Z.ai’s release compares GLM-5 against Claude Opus 4.5 (37.0). GPT-5.4 BrowseComp scores have not been publicly published by OpenAI as of March 2026, so a direct three-way comparison is not possible from available data.

What license covers GLM-5 for commercial use?

Z.ai has not published comprehensive commercial license terms for all use cases. Before deploying GLM-5 in a commercial product at scale, check the current license on the official HuggingFace repository for GLM-5 — terms may have been updated since release.

Conclusion: Next Steps

GLM-5’s benchmark results are the clearest evidence to date that open-weights models can reach closed-model performance on structured coding and multi-step research tasks. The SWE-bench Verified score of 77.8% and BrowseComp score of 62.0 are not incremental improvements over prior open-source baselines.

What remains uncharacterized: long-context reliability under distribution shift, expert utilization patterns under production load, and per-repository performance on codebases outside the SWE-bench training distribution. Those gaps will take months of third-party evaluation to fill in.
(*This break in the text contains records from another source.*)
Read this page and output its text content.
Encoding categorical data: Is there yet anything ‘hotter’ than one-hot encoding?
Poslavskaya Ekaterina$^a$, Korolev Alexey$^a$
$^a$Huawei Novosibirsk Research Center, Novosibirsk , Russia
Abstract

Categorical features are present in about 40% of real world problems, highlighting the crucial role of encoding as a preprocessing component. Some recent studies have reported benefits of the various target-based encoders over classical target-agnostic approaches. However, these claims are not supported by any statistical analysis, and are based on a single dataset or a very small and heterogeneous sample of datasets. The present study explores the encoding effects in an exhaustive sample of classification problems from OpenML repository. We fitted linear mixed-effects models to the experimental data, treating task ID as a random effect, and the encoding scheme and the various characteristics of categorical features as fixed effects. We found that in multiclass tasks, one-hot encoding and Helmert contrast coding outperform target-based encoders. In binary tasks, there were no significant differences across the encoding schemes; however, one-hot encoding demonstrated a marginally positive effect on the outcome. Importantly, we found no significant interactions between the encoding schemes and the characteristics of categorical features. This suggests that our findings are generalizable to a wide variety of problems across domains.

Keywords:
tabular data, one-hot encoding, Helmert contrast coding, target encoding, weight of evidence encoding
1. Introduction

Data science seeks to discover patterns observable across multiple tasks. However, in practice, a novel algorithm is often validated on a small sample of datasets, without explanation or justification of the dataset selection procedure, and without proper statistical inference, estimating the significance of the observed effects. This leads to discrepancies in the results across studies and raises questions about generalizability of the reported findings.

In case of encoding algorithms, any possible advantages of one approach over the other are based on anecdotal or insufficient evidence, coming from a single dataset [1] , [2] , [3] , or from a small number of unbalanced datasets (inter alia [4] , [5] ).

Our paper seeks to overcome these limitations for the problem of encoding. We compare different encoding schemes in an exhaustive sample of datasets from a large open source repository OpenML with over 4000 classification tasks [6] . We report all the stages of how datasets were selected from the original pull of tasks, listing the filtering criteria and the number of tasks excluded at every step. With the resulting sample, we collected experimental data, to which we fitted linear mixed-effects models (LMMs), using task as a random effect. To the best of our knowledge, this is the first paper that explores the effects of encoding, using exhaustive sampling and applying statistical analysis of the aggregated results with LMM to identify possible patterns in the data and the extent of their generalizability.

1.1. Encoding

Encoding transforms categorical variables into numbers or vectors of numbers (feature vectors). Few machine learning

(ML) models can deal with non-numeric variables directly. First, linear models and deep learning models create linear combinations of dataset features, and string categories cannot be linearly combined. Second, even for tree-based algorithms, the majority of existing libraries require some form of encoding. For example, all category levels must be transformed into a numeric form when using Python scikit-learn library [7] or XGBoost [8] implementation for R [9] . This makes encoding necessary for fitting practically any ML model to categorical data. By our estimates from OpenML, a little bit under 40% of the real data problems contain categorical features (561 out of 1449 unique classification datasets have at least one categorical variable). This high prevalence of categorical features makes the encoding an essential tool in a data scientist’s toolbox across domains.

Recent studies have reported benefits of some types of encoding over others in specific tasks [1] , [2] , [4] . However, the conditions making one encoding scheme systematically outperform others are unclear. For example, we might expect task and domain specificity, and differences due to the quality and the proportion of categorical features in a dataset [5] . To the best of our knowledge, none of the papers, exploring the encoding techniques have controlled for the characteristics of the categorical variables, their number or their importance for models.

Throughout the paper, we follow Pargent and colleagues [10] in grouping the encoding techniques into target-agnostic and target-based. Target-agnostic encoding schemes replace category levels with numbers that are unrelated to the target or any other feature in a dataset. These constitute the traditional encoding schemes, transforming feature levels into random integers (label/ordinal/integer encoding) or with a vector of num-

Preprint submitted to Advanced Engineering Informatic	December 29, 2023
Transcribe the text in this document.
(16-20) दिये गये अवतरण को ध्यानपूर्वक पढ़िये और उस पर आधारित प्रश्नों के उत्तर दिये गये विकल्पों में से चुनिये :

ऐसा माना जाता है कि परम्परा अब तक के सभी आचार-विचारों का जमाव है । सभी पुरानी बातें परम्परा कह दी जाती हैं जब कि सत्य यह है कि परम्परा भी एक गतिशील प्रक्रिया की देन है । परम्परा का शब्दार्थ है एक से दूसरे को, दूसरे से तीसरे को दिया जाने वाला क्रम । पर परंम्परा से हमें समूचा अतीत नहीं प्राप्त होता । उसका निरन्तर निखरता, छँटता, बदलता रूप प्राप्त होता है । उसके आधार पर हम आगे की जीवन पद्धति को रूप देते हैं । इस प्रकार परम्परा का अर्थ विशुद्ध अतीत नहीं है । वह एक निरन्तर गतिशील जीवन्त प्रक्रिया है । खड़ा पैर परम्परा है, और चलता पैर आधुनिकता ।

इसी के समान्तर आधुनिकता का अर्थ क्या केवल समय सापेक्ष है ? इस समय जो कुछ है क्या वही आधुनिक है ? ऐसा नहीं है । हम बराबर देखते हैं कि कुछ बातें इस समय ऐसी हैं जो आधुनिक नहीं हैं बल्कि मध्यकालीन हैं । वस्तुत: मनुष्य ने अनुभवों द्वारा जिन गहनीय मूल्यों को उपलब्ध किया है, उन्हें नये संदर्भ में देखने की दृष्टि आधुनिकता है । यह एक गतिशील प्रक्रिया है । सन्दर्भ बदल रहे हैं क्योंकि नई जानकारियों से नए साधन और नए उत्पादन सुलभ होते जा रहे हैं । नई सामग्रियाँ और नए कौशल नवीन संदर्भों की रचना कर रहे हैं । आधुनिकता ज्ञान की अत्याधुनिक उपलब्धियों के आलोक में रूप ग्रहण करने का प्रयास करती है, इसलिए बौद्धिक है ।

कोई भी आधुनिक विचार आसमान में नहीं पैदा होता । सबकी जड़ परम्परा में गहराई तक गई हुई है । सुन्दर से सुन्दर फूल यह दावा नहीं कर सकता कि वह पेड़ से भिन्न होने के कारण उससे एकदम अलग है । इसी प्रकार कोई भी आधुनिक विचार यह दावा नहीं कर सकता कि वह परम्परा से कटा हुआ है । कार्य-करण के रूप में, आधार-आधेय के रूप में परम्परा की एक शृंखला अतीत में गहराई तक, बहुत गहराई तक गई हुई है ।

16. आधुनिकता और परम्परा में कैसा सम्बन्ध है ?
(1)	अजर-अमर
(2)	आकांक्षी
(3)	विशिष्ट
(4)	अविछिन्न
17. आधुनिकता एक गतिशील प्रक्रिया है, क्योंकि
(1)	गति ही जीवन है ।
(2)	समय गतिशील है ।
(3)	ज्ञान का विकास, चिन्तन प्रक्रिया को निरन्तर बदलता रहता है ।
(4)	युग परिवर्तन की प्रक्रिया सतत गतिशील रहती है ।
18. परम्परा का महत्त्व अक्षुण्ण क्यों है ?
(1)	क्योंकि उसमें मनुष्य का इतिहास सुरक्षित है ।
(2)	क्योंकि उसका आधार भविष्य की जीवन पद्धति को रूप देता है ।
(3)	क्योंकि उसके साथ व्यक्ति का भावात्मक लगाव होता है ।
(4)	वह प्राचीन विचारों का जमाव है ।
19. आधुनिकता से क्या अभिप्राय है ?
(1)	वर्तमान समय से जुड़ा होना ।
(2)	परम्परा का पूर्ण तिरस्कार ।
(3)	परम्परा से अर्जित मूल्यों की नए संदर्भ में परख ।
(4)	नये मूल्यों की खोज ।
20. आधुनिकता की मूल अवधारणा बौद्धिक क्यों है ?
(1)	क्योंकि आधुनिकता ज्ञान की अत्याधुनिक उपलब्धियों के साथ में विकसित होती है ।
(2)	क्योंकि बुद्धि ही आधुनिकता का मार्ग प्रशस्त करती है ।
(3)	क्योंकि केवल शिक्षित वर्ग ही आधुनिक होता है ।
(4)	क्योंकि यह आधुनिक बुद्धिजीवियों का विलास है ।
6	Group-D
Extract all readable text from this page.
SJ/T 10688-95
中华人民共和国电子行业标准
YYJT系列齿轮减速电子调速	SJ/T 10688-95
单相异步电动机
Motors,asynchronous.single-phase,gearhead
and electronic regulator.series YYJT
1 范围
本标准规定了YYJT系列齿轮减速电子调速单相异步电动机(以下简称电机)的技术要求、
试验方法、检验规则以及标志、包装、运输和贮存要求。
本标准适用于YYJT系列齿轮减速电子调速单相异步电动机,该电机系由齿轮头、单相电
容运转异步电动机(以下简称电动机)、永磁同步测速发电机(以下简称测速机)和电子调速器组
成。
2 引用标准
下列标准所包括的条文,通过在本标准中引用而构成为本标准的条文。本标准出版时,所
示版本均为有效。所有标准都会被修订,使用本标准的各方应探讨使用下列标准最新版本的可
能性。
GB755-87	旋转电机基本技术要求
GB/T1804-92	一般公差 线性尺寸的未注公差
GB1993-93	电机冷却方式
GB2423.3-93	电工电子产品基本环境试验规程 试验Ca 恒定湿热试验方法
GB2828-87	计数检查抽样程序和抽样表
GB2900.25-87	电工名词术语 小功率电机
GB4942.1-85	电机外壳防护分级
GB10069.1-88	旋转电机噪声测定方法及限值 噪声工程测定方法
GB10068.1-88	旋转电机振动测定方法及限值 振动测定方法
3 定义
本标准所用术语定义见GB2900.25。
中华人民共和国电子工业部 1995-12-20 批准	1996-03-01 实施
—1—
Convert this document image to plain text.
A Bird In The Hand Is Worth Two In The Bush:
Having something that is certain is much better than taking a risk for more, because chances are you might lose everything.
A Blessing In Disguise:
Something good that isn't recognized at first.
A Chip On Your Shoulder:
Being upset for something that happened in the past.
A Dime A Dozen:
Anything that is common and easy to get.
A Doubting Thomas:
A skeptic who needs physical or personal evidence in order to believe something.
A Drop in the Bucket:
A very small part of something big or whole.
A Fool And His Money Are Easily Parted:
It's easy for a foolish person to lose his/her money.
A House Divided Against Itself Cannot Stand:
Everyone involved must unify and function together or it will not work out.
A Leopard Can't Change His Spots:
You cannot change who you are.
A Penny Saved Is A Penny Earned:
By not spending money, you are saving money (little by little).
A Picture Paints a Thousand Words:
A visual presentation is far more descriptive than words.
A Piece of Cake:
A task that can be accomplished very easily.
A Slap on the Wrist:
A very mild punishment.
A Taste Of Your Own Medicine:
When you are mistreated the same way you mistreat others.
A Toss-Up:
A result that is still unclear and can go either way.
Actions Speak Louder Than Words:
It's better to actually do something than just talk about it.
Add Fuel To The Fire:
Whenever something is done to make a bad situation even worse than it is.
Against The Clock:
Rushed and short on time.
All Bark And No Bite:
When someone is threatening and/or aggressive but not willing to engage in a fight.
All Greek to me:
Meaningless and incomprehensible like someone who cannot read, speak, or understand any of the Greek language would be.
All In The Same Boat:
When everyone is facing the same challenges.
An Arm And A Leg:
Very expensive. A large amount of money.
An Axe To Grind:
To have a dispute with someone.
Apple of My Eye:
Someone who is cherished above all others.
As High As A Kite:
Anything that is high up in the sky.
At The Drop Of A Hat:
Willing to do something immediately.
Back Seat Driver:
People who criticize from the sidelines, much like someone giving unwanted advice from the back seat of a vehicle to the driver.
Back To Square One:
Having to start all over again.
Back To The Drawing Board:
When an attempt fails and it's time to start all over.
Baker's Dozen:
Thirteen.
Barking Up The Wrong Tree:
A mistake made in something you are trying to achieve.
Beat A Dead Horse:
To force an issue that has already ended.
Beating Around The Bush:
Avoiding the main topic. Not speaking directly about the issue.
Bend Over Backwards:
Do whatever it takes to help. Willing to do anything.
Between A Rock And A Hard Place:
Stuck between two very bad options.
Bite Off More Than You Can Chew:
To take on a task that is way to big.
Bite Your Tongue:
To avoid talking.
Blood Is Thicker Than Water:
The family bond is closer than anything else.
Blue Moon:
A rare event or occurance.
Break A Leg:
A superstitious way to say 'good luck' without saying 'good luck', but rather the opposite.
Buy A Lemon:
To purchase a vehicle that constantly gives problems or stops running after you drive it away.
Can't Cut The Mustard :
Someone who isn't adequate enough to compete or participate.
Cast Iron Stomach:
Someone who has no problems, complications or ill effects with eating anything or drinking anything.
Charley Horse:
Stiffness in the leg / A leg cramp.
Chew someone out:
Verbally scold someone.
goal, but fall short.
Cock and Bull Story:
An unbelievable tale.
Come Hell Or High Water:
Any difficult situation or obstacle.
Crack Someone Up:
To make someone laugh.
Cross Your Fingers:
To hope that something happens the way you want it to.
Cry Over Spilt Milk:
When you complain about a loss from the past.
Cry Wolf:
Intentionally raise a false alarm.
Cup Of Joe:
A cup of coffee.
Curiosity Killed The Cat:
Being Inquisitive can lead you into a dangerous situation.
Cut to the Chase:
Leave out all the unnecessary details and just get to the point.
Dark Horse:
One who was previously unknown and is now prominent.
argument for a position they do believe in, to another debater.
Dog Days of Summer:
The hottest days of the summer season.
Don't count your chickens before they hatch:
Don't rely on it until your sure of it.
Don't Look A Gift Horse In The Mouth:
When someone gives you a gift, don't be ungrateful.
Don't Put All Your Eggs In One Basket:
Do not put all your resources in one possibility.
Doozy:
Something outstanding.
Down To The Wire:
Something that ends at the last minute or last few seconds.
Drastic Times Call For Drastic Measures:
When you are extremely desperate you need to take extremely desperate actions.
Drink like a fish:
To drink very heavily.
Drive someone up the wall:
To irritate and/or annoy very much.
If you’re evaluating GLM-5, start with a quantized version on the tasks closest to your actual use case. Run the SWE-bench evaluation on your own repository — not the aggregate — before making deployment decisions. And verify the current license terms before shipping anything commercial. Test the long-context retrieval path at your target window size before deploying anything that depends on it.